<!-- README.md is generated from README.Rmd. Please edit that file -->

# highDmean

<!-- badges: start -->

<!-- badges: end -->

This package highDmean is an implementation of the high-dimensional
two-sample test proposed by Zhang and Wang (2020) “Result consistency of
high dimensional two-sample tests applied to gene ontology terms with
gene sets”. Testing multivariate two-sample mean equality has a
classical solution–Hotelling’s T-square test.
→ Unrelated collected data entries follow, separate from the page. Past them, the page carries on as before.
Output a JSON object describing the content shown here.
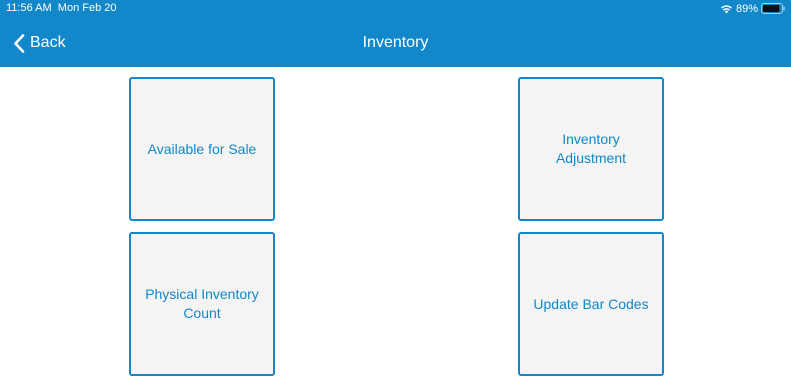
{
  "status_bar": {
    "time": "11:56 AM",
    "date": "Mon Feb 20",
    "battery": "89%",
    "wifi_icon": "wifi-icon",
    "battery_icon": "battery-icon"
  },
  "nav": {
    "back_label": "Back",
    "back_icon": "chevron-left-icon",
    "title": "Inventory"
  },
  "tiles": [
    {
      "label_lines": [
        "Available for Sale"
      ]
    },
    {
      "label_lines": [
        "Inventory",
        "Adjustment"
      ]
    },
    {
      "label_lines": [
        "Physical Inventory",
        "Count"
      ]
    },
    {
      "label_lines": [
        "Update Bar Codes"
      ]
    }
  ],
  "colors": {
    "accent": "#1287c9",
    "tile_background": "#f4f4f4",
    "header_text": "#ffffff"
  }
}
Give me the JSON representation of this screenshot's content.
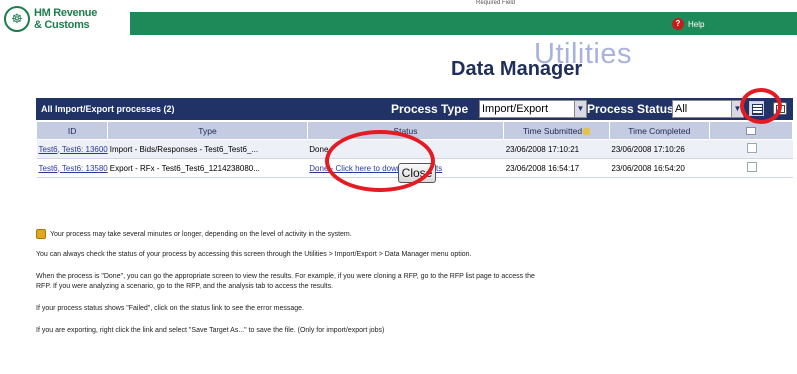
{
  "header": {
    "logo_text_1": "HM Revenue",
    "logo_text_2": "& Customs",
    "logo_crest": "☸",
    "required_field": "Required Field",
    "help_label": "Help",
    "help_icon": "question-circle-icon"
  },
  "title": {
    "watermark": "Utilities",
    "main": "Data Manager"
  },
  "process_bar": {
    "title": "All Import/Export processes (2)",
    "type_label": "Process Type",
    "type_value": "Import/Export",
    "status_label": "Process Status",
    "status_value": "All"
  },
  "table": {
    "headers": {
      "id": "ID",
      "type": "Type",
      "status": "Status",
      "submitted": "Time Submitted",
      "completed": "Time Completed"
    },
    "rows": [
      {
        "id": "Test6, Test6: 13600",
        "type": "Import - Bids/Responses - Test6_Test6_...",
        "status": "Done",
        "submitted": "23/06/2008 17:10:21",
        "completed": "23/06/2008 17:10:26"
      },
      {
        "id": "Test6, Test6: 13580",
        "type": "Export - RFx - Test6_Test6_1214238080...",
        "status": "Done - Click here to download results",
        "submitted": "23/06/2008 16:54:17",
        "completed": "23/06/2008 16:54:20"
      }
    ]
  },
  "close_button": "Close",
  "notes": [
    "Your process may take several minutes or longer, depending on the level of activity in the system.",
    "You can always check the status of your process by accessing this screen through the Utilities > Import/Export > Data Manager menu option.",
    "When the process is \"Done\", you can go the appropriate screen to view the results. For example, if you were cloning a RFP, go to the RFP list page to access the",
    "RFP. If you were analyzing a scenario, go to the RFP, and the analysis tab to access the results.",
    "If your process status shows \"Failed\", click on the status link to see the error message.",
    "If you are exporting, right click the link and select \"Save Target As...\" to save the file. (Only for import/export jobs)"
  ],
  "colors": {
    "brand_green": "#1e8a5a",
    "navy": "#213267",
    "highlight_red": "#e51b23"
  }
}
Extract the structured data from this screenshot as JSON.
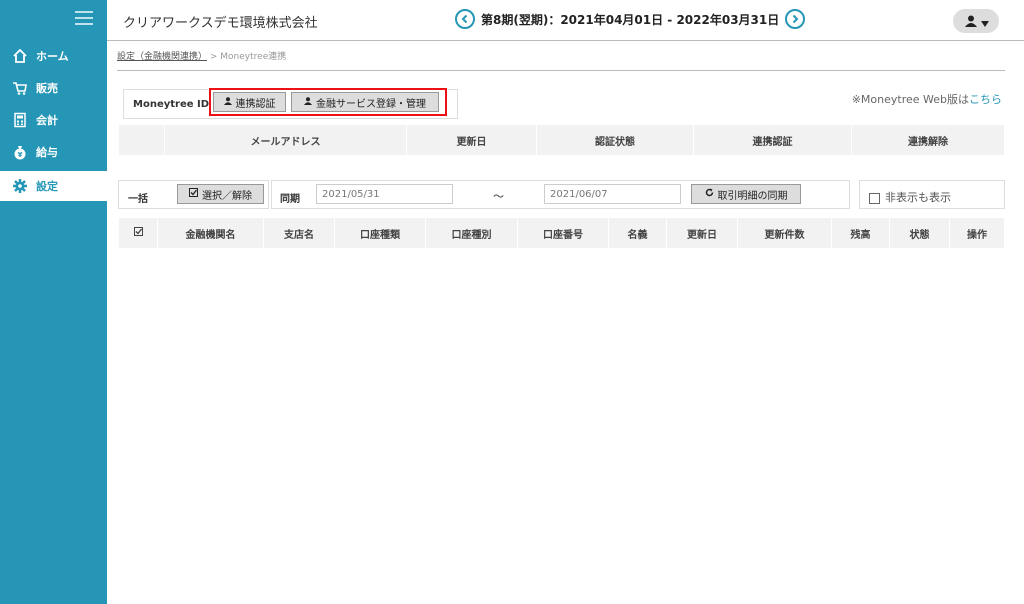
{
  "header": {
    "company": "クリアワークスデモ環境株式会社",
    "period": "第8期(翌期)：2021年04月01日 - 2022年03月31日"
  },
  "sidebar": {
    "items": [
      {
        "label": "ホーム",
        "icon": "home-icon"
      },
      {
        "label": "販売",
        "icon": "cart-icon"
      },
      {
        "label": "会計",
        "icon": "calculator-icon"
      },
      {
        "label": "給与",
        "icon": "money-bag-icon"
      },
      {
        "label": "設定",
        "icon": "gear-icon"
      }
    ]
  },
  "breadcrumb": {
    "parent": "設定（金融機関連携）",
    "separator": " > ",
    "current": "Moneytree連携"
  },
  "moneytree": {
    "label": "Moneytree ID",
    "auth_button": "連携認証",
    "manage_button": "金融サービス登録・管理",
    "web_note": "※Moneytree Web版は",
    "web_link": "こちら"
  },
  "account_table": {
    "headers": [
      "",
      "メールアドレス",
      "更新日",
      "認証状態",
      "連携認証",
      "連携解除"
    ]
  },
  "filter": {
    "bulk_label": "一括",
    "select_button": "選択／解除",
    "sync_label": "同期",
    "date_from": "2021/05/31",
    "tilde": "～",
    "date_to": "2021/06/07",
    "sync_button": "取引明細の同期",
    "show_hidden": "非表示も表示"
  },
  "bank_table": {
    "headers": [
      "",
      "金融機関名",
      "支店名",
      "口座種類",
      "口座種別",
      "口座番号",
      "名義",
      "更新日",
      "更新件数",
      "残高",
      "状態",
      "操作"
    ]
  },
  "colors": {
    "accent": "#2596b6",
    "highlight_frame": "#e11111"
  }
}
When the dimensionality is
greater than the sample sizes, Hotelling’s test fails due to the
singularity of covariance matrix. In this case, the test proposed by
Zhang and Wang (2020), referred to as `zwl_test()` in this package, can
tackle the issue and provide reliable and powerful test. It also
implement the test proposed by Srivastava, Katayama, and Kano (2013) “A
two sample test in high dimensional data.”

## Installation

You can install the released version of highDmean from
[CRAN](https://CRAN.R-project.org) with:

``` r
install.packages("highDmean")
```

## Example

This is a basic example which shows you how to solve a common problem:

``` r
library(highDmean)
data <- buildData(n = 45, m =60, p = 300,
          muX = rep(0,300), muY = rep(0,300),
          dep = 'IND', S = 1, innov = rnorm)
zwl_test(data[[1]]$X, data[[1]]$Y, order = 2)
#> $statistic
#> [1] 0.7534648
#> 
#> $pvalue
#> [1] 0.4511707
#> 
#> $Tn
#> [1] 1.08859
#> 
#> $var
#> [1] 0.007897337
```

## Main functions

The functions `zwl_test()` and `SKK_test()` accept n by p and m by p
data matrices with sample data from the first and second populations and
return test statistics and p-values for the null hypothesis of equal
means.

The `buildData()` function simulates high-dimensional data in the
two-population setting with specified sample sizes, numbers of
components, covariance structure, etc., and the functions `zwl_sim()`
and `SKK_sim()` return test statistic values and p-values for lists of
simulated data sets generated by `buildData()`.